We realize tenure is an important factor because someone may indeed need to be employed by the firm for a certain number of years to accumulate the skills needed to move up, but this shouldn’t be the only driver. Firms should also have an individualized career development plan in place for each member of their team.
Think of the career path as strategic and the career development plan as tactical. When creating these plans, firms should focus on manageable time periods, especially for newly hired employees.
Here is an example of a career development plan for a young planner.
Associate Financial Planner
In this role, you will spend approximately 90% of your time developing your technical competency and supporting the planning team in servicing the firms’ existing and new clients.
After one week, we expect you to be able to access and perform basic navigation of our core systems including CRM, portfolio management, shared filing system and financial planning software.
After 90 days, we expect you to be familiar with all processes and procedures involved with the financial planning department.
After 180 days, we expect you to be able to give anyone in the firm a summary of any client.

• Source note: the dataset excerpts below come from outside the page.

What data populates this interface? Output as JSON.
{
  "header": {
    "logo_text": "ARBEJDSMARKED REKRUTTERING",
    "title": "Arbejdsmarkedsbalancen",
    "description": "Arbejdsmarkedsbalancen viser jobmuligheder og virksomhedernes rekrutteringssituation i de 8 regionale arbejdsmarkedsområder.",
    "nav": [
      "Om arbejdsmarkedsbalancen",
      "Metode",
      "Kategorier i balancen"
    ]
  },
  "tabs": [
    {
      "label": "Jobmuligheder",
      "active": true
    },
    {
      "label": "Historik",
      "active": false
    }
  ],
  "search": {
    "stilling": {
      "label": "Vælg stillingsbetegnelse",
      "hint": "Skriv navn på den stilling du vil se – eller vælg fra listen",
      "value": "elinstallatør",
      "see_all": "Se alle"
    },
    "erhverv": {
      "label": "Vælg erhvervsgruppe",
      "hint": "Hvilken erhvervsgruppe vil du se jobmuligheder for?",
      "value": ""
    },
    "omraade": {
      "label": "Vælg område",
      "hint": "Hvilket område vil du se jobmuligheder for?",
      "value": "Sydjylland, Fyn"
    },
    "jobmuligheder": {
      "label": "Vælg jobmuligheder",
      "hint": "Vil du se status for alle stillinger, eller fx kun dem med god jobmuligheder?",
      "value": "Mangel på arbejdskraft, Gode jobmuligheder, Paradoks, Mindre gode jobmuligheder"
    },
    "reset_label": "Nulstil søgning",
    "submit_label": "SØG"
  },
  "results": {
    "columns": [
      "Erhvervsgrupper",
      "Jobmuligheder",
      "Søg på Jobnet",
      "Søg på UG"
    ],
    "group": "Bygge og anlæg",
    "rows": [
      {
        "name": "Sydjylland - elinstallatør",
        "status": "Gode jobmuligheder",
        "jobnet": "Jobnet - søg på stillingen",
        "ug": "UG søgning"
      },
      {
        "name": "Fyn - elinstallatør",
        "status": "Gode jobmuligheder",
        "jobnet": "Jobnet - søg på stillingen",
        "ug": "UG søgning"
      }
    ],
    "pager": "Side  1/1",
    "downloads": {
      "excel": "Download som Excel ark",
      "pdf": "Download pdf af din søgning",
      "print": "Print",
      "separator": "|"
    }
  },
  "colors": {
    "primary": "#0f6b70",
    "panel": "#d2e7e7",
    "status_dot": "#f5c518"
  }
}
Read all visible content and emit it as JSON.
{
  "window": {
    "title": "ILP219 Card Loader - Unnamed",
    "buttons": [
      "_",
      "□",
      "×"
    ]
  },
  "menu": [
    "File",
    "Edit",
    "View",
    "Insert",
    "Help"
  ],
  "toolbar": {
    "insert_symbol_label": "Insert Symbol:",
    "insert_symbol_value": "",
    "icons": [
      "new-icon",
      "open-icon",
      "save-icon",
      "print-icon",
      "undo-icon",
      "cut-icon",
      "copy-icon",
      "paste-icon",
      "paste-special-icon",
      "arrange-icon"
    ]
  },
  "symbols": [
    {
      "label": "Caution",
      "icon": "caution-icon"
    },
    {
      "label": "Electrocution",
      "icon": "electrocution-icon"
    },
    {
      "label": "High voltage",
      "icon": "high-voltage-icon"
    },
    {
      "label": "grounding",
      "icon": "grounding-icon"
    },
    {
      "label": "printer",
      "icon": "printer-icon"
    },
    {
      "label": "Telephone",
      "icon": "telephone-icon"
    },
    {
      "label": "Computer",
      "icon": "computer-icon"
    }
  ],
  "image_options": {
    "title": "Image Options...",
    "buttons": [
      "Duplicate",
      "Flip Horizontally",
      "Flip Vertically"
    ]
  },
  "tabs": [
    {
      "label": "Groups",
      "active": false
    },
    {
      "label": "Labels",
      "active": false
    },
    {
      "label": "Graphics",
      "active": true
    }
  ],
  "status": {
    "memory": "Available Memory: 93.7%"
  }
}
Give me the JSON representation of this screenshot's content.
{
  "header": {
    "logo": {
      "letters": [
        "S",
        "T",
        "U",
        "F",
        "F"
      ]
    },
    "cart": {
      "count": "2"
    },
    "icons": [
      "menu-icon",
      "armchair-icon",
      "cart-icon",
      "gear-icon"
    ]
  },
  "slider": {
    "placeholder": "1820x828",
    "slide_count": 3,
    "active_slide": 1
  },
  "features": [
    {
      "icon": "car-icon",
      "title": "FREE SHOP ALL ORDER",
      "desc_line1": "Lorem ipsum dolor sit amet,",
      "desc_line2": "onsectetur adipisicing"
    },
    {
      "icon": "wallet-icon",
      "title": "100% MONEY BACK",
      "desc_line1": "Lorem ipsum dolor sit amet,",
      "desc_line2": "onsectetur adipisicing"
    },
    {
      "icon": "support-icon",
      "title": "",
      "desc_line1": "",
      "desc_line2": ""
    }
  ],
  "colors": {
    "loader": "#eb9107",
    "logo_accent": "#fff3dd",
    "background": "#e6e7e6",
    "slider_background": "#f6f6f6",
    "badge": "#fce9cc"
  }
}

This includes state of residence, occupation, income, net worth, AUM and tenure with the firm.
After one year, we expect you to have completed 12 full financial plans using our financial planning software, and presented between 10% and 25% of the client meeting agenda items.
After two years, we expect you to become the financial planning software in-house expert, and presented between 25% and 50% of agenda items.
After three years, we expect you to train new team members in the financial planning software, and be presenting between 50% and 75% of agenda items.
These requirements, particularly any anticipated timelines, work best when mutually developed to avoid someone stating they were too lofty when performance is assessed later.